Ironically, I forgot the Snyder Cut immediately after viewing it, and I had to rewatch sections again the next day in order to review it. The funereal style of the film, presumably meant to reflect the characters’ mourning of the death of Superman and the threatened end of our world, is so overly familiar by now, it can’t hope to have any major effect. The glum “desaturated look” became popular back in the 1990s and has been used relentlessly since then in neo-noir thrillers, action films, and superhero movies. Snyder brings nothing new to it, and his reliance on the dominant CGI style seen in so many big-budget films and computer games is now so boring I want to rip my own eyes out every time I encounter it. His swirling pans over cities or rugged landscapes, or circling among superheroes, are so utterly divorced from meaningful affect that they seem like a personal tic, something he can’t help doing regardless of what’s happening in the narrative.
Snyder’s signature moves are almost invariably showy but crude attempts “to [expletive] you up,” to achieve devastating emotional effects, without his being able to pinpoint how exactly to get them.
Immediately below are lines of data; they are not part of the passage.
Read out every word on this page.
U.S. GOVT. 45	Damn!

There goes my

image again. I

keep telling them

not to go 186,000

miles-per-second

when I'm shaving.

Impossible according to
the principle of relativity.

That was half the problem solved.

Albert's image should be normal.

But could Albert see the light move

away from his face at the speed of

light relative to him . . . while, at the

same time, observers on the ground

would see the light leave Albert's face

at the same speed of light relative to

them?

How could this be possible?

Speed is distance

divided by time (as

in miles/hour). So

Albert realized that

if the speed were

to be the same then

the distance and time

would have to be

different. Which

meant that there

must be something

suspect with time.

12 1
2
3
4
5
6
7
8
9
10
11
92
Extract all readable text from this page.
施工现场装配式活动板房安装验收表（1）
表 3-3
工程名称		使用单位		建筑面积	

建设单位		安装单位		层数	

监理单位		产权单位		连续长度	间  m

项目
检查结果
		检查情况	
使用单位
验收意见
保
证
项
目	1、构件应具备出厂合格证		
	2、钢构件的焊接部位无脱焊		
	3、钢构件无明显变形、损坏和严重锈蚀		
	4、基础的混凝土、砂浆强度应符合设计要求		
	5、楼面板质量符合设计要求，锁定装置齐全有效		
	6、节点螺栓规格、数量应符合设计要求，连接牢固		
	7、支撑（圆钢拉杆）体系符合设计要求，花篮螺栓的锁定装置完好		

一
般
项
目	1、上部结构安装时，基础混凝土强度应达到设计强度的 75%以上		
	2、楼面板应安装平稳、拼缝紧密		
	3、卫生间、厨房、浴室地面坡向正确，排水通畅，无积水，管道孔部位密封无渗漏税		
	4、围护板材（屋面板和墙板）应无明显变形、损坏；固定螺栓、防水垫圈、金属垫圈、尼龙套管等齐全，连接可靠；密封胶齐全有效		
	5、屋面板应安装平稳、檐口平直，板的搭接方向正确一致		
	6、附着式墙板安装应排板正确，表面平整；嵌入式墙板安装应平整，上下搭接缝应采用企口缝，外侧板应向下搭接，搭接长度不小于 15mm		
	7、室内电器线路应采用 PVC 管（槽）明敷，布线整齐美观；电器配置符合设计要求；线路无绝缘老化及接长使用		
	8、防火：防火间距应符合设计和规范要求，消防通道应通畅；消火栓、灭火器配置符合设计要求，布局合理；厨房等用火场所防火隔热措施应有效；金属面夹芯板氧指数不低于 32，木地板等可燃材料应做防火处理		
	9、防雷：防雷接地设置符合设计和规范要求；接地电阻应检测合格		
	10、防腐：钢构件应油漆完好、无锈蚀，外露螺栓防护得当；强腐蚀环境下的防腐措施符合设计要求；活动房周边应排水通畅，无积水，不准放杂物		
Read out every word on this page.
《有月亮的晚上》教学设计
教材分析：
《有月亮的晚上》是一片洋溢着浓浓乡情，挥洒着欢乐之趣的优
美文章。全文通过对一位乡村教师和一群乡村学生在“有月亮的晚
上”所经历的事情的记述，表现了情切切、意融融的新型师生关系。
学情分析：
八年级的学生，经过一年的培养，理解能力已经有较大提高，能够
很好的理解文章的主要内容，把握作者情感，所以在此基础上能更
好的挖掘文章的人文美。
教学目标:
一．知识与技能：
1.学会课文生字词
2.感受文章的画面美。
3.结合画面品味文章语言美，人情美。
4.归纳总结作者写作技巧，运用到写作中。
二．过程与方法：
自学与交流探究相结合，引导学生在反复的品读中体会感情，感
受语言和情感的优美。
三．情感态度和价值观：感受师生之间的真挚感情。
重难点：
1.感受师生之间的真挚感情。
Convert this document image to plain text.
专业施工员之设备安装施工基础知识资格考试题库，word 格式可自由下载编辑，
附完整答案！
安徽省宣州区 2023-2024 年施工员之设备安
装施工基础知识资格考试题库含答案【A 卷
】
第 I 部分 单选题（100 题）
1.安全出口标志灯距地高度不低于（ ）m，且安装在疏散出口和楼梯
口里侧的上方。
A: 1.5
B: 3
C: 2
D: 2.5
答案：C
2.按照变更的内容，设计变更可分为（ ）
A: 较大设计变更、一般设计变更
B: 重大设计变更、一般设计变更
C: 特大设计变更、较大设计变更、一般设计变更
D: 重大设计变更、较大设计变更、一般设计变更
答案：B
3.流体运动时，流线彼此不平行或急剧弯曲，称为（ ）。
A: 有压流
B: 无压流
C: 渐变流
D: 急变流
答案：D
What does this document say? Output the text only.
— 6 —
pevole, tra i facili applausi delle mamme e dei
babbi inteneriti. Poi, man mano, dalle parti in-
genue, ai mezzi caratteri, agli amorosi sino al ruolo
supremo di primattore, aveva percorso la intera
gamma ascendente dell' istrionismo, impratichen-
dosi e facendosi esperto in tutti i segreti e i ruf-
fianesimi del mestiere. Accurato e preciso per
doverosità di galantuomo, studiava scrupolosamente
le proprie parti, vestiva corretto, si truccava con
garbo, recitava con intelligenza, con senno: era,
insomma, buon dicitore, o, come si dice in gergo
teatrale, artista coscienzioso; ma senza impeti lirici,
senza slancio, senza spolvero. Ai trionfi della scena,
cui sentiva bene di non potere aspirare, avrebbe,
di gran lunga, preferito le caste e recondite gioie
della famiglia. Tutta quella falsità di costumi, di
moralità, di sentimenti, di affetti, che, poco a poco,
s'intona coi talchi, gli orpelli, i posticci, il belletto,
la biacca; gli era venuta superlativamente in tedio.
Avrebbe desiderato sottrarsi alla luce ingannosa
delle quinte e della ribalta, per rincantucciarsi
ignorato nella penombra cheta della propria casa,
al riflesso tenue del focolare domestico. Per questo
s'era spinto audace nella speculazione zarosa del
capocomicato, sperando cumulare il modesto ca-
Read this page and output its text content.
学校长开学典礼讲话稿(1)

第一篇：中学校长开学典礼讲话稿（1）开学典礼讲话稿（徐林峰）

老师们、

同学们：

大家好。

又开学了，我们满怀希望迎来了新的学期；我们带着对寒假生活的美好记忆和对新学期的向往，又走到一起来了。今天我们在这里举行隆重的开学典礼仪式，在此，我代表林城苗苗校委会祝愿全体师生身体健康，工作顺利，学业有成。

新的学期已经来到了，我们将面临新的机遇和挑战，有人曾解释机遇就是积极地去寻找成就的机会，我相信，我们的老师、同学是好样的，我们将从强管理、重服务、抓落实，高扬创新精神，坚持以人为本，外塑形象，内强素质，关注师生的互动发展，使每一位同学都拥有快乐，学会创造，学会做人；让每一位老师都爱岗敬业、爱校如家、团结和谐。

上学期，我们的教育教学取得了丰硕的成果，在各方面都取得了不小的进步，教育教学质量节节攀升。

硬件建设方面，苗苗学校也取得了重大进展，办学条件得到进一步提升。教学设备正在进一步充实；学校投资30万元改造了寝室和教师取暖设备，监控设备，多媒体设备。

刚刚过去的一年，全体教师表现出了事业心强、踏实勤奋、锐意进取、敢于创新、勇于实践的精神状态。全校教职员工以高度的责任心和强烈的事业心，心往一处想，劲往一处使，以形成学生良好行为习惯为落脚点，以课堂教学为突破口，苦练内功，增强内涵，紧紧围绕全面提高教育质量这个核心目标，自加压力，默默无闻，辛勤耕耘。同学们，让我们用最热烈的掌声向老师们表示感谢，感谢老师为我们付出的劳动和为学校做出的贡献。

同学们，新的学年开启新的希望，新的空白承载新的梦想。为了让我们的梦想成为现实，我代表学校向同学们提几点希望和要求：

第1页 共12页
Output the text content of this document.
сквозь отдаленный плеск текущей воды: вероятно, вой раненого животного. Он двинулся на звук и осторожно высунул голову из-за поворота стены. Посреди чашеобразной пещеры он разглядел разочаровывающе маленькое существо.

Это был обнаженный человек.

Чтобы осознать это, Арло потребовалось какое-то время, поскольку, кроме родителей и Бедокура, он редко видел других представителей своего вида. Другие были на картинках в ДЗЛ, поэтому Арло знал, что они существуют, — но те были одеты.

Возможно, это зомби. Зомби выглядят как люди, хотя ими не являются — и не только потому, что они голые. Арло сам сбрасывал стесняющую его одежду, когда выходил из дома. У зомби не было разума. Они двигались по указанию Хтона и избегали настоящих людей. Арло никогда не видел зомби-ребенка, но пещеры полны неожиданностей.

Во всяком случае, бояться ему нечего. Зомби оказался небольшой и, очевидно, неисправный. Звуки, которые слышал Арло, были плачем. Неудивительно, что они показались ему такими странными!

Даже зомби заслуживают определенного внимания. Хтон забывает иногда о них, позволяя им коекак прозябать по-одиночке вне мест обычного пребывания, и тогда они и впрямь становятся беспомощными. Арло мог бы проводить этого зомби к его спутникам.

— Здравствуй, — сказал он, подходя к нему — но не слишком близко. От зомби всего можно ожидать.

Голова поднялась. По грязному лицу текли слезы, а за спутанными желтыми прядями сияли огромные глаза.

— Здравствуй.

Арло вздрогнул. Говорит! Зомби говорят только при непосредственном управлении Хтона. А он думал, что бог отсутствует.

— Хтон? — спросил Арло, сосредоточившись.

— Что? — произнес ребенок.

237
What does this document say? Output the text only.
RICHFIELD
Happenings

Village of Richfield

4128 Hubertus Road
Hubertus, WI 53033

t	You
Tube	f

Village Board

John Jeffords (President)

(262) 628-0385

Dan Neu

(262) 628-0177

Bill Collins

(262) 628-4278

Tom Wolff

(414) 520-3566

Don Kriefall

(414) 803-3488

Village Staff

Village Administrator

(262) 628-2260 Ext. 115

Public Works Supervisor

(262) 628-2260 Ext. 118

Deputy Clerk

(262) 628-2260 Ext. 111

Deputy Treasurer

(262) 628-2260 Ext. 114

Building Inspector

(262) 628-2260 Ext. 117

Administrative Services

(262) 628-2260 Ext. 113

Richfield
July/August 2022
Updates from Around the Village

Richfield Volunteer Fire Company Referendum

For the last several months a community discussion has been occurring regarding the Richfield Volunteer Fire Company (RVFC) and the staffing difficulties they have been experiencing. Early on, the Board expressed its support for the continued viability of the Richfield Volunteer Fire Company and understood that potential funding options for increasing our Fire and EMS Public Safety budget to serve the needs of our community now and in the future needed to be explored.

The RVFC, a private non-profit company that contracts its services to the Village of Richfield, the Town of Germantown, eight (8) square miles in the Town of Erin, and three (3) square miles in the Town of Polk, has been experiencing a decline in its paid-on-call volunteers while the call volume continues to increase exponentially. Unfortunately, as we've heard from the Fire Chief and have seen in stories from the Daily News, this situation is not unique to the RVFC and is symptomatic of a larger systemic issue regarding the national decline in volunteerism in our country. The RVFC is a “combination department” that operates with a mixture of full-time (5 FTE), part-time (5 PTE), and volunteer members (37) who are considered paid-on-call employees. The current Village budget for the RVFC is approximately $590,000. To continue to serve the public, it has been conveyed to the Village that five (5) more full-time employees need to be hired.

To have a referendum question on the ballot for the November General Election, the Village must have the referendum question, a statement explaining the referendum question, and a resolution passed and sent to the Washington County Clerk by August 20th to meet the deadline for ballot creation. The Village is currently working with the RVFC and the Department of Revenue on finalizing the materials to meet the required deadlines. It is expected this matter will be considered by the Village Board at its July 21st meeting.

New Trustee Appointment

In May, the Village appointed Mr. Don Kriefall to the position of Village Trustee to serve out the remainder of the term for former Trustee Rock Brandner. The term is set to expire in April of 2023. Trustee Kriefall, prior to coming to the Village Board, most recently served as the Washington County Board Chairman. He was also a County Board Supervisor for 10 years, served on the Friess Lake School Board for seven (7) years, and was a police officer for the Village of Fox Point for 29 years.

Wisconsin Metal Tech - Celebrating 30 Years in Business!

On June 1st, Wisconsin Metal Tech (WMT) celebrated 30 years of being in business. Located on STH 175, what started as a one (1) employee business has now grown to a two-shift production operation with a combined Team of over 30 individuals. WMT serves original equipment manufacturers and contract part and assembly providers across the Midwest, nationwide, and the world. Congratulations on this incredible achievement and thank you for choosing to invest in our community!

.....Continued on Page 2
So many memorable film sequences turn on one insightful, visceral factor, conceived at the script level and then shot and cut in a way that will make everyone in the audience feel something intensely. “Shoot the glass!” in Die Hard, for example, and the raining down of a million machine-gunned shards that can hurt only barefoot John McClane has us curling our own toes in sympathetic agony, watching as he drags himself out, lacerated feet trailing gory smears of blood on the floor.
There’s not a moment of violent action in the long slog of the Snyder Cut that makes us feel a punch, a spear tip piercing flesh, or the muscle burn of a desperate all-out sprint to save somebody. He’s like the Novocaine King of Cinema, numbing us to all feeling.
A good example of Snyder’s overconfident haplessness in his “big emotion” attempts is the sequence in which the Flash’s character is introduced.
As a side note, I’ll say that I liked the Flash (Ezra Miller), not because he’s particularly interesting but because he’s fast. That’s his superhero thing, obviously — the ability to light-speed sprints — but even in his regular-human disguise as a babbling nerd, he talks fast. And given that this is a film, with its pace set at “lumbering,” aggravated by the sedating overuse of slow motion that’s a Snyder trademark, anything that happens fast comes as a sweet relief.
I gather from reading other reviews that the critical standard being applied to the Snyder Cut is this: Is it superior to the widely reviled Joss Whedon version that came out in 2017, that heinous violation of Zack Snyder’s creative vision? NPR reviewer Eric Deggans breathlessly reports that the answer is Yes:
With an avalanche of terrible reviews [for Whedon’s version] and a reported $300 million budget, the film lost many millions for Warner Bros. But passionate fans and some stars from the film kept hope alive . . . I may sound like the biggest of comic book-superhero story geeks, but it must be said: Zack Snyder’s Justice League is a much better movie.
By that standard, the Snyder Cut succeeds as a film because it’s better than what is universally regarded as a piece of shit. And I think that’s useful to know, in that it’s telling us that the standards being applied to these films have reached total insanity.
Crushingly serious superhero films are being made for obsessive fans who approach them with almost medieval religious reverence, wanting to argue about how many superheroes can dance on the head of a pin. But somehow, the suffering agnostic citizenry has gotten dragged into the mix, and many cowed critics and journalists are approaching the films as if they’re covering the works of the holy prophets.
I hereby deny the faith and officially declare myself an apostate. [Expletive] the motherboxing Snyder Cut.